Etsy Receives Boost from Holiday, Mobile Sales
Etsy, Inc was given a big boost in its mobile usage during the shopping season for the holidays, which helped the crafts marketplace online report revenue for the fourth quarter that was better than had been expected, providing the largest dose of positive news for investors in a number of months.
In addition, the company, based in Brooklyn, New York provided new guidance for three years, saying it would be helpful to its investors.
Etsy which went public in April of 2014, said revenue outlook is for an annual compounded growth rate of between 20% and 25% starting this year through 2018.
The battered stock at Etsy went up by 15% in trading after hours. Over the last year, Etsy shares dropped from highs of the IPO, amidst concerns over growing losses, more expenses and new competition, especially with the entry of Amazon.com with Handmade.

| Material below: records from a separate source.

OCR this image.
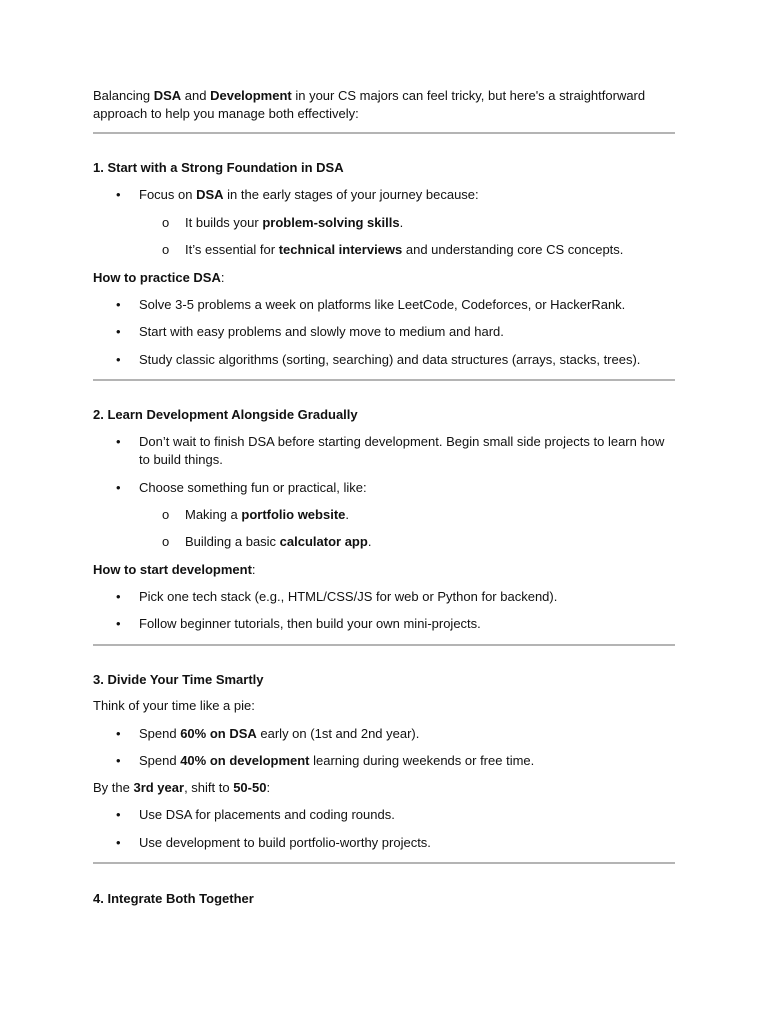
Balancing DSA and Development in your CS majors can feel tricky, but here's a straightforward approach to help you manage both effectively:
1. Start with a Strong Foundation in DSA
• Focus on DSA in the early stages of your journey because:
o It builds your problem-solving skills.
o It’s essential for technical interviews and understanding core CS concepts.
How to practice DSA:
• Solve 3-5 problems a week on platforms like LeetCode, Codeforces, or HackerRank.
• Start with easy problems and slowly move to medium and hard.
• Study classic algorithms (sorting, searching) and data structures (arrays, stacks, trees).
2. Learn Development Alongside Gradually
• Don’t wait to finish DSA before starting development. Begin small side projects to learn how to build things.
• Choose something fun or practical, like:
o Making a portfolio website.
o Building a basic calculator app.
How to start development:
• Pick one tech stack (e.g., HTML/CSS/JS for web or Python for backend).
• Follow beginner tutorials, then build your own mini-projects.
3. Divide Your Time Smartly
Think of your time like a pie:
• Spend 60% on DSA early on (1st and 2nd year).
• Spend 40% on development learning during weekends or free time.
By the 3rd year, shift to 50-50:
• Use DSA for placements and coding rounds.
• Use development to build portfolio-worthy projects.
4. Integrate Both Together
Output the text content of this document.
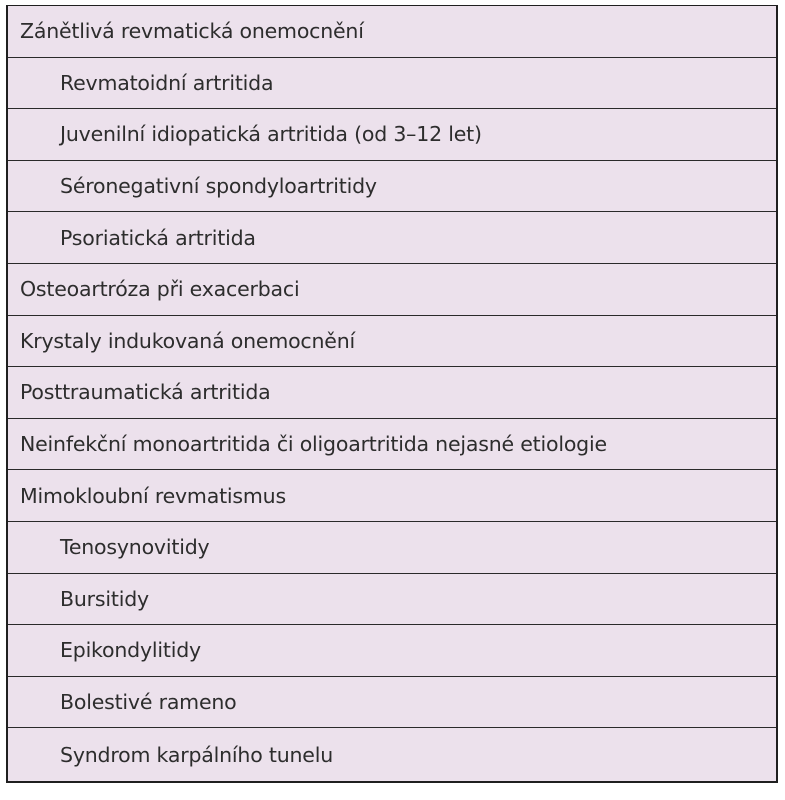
Zánětlivá revmatická onemocnění
Revmatoidní artritida
Juvenilní idiopatická artritida (od 3–12 let)
Séronegativní spondyloartritidy
Psoriatická artritida
Osteoartróza při exacerbaci
Krystaly indukovaná onemocnění
Posttraumatická artritida
Neinfekční monoartritida či oligoartritida nejasné etiologie
Mimokloubní revmatismus
Tenosynovitidy
Bursitidy
Epikondylitidy
Bolestivé rameno
Syndrom karpálního tunelu
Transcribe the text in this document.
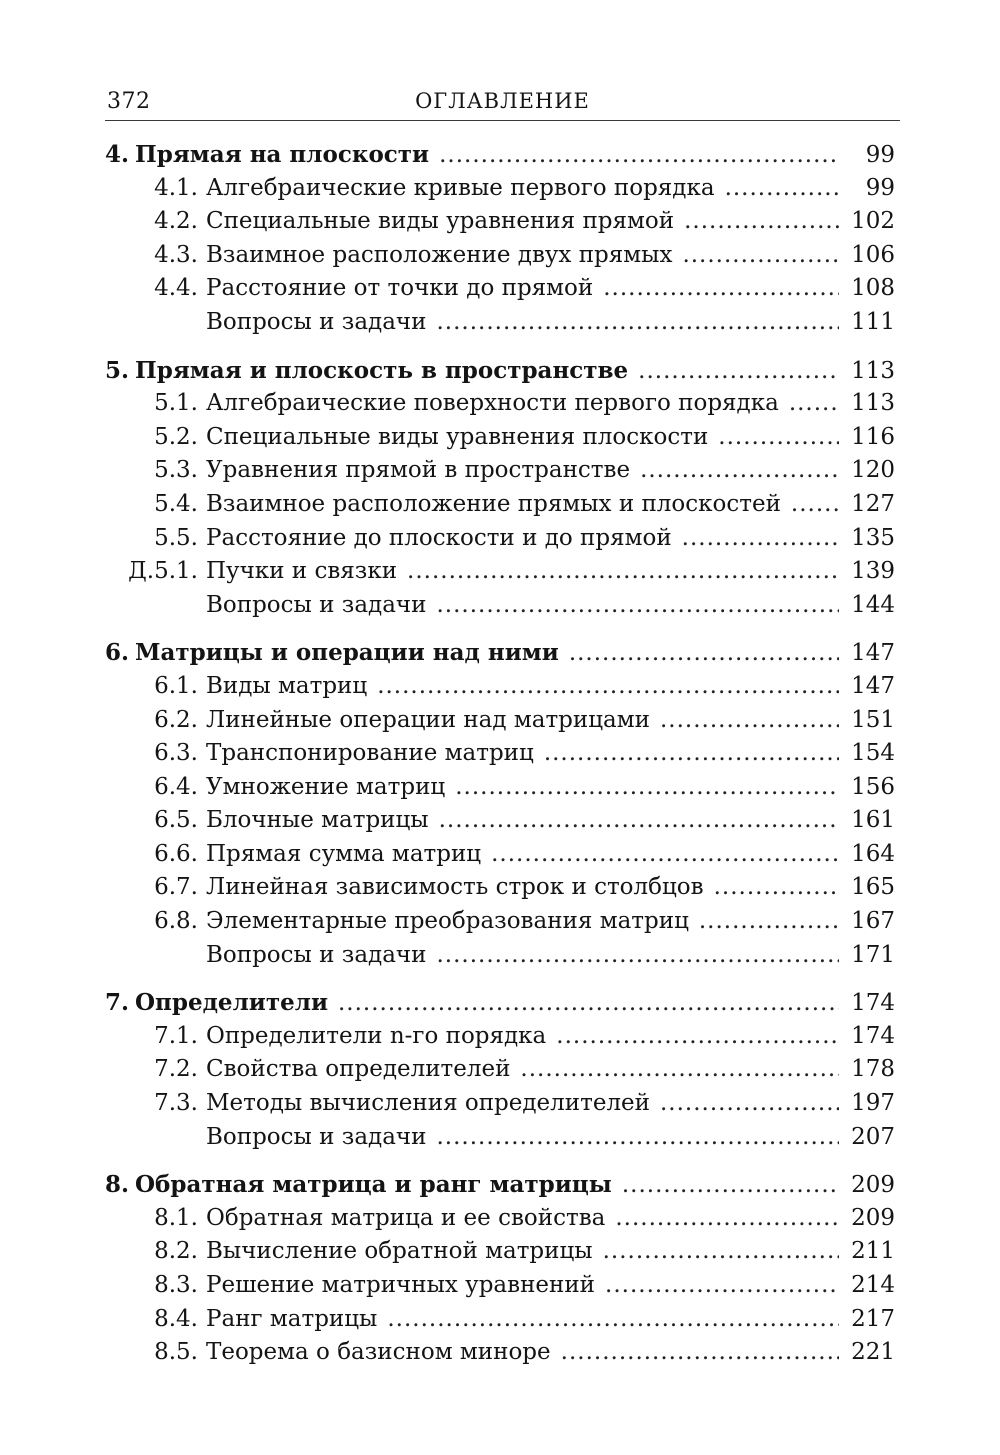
372	ОГЛАВЛЕНИЕ
4. Прямая на плоскости .....	99
4.1. Алгебраические кривые первого порядка .....	99
4.2. Специальные виды уравнения прямой .....	102
4.3. Взаимное расположение двух прямых .....	106
4.4. Расстояние от точки до прямой .....	108
Вопросы и задачи .....	111
5. Прямая и плоскость в пространстве .....	113
5.1. Алгебраические поверхности первого порядка .....	113
5.2. Специальные виды уравнения плоскости .....	116
5.3. Уравнения прямой в пространстве .....	120
5.4. Взаимное расположение прямых и плоскостей .....	127
5.5. Расстояние до плоскости и до прямой .....	135
Д.5.1. Пучки и связки .....	139
Вопросы и задачи .....	144
6. Матрицы и операции над ними .....	147
6.1. Виды матриц .....	147
6.2. Линейные операции над матрицами .....	151
6.3. Транспонирование матриц .....	154
6.4. Умножение матриц .....	156
6.5. Блочные матрицы .....	161
6.6. Прямая сумма матриц .....	164
6.7. Линейная зависимость строк и столбцов .....	165
6.8. Элементарные преобразования матриц .....	167
Вопросы и задачи .....	171
7. Определители .....	174
7.1. Определители n-го порядка .....	174
7.2. Свойства определителей .....	178
7.3. Методы вычисления определителей .....	197
Вопросы и задачи .....	207
8. Обратная матрица и ранг матрицы .....	209
8.1. Обратная матрица и ее свойства .....	209
8.2. Вычисление обратной матрицы .....	211
8.3. Решение матричных уравнений .....	214
8.4. Ранг матрицы .....	217
8.5. Теорема о базисном миноре .....	221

Last month, shares of Etsy fell to new lows.
During a Tuesday conference call, Etsy executives were able to surprise investors with news that pleased them such as overall expenses in marketing had decelerated during 2015, as they grew by only 68%, compared to a growth of 122% during 2014.
Etsy also pointed out that buyers from outside the U.S. are not spending the same amount as they have during the past, as least from U.S. sellers, because of the strong U.S. dollar and currency fluctuations.
During the fourth quarter, international buyers gross merchandise purchases from sellers in the U.S. were down 13%. That was a factor in the company’s guidance for its gross margins, said CFO Kristina Salen, which was forecasted to be in the mid-60% area by the end of 2018.
Salen said that the guidance did not incorporate any significant rebound in buying from international customers. She also said that the forecast by the company for a rise in its operating expenses included its plans to move to new headquarters in 2016 and costs for regulatory compliance.
A big boost for Etsy came in mobile usage due to improvements in the company’s mobile app.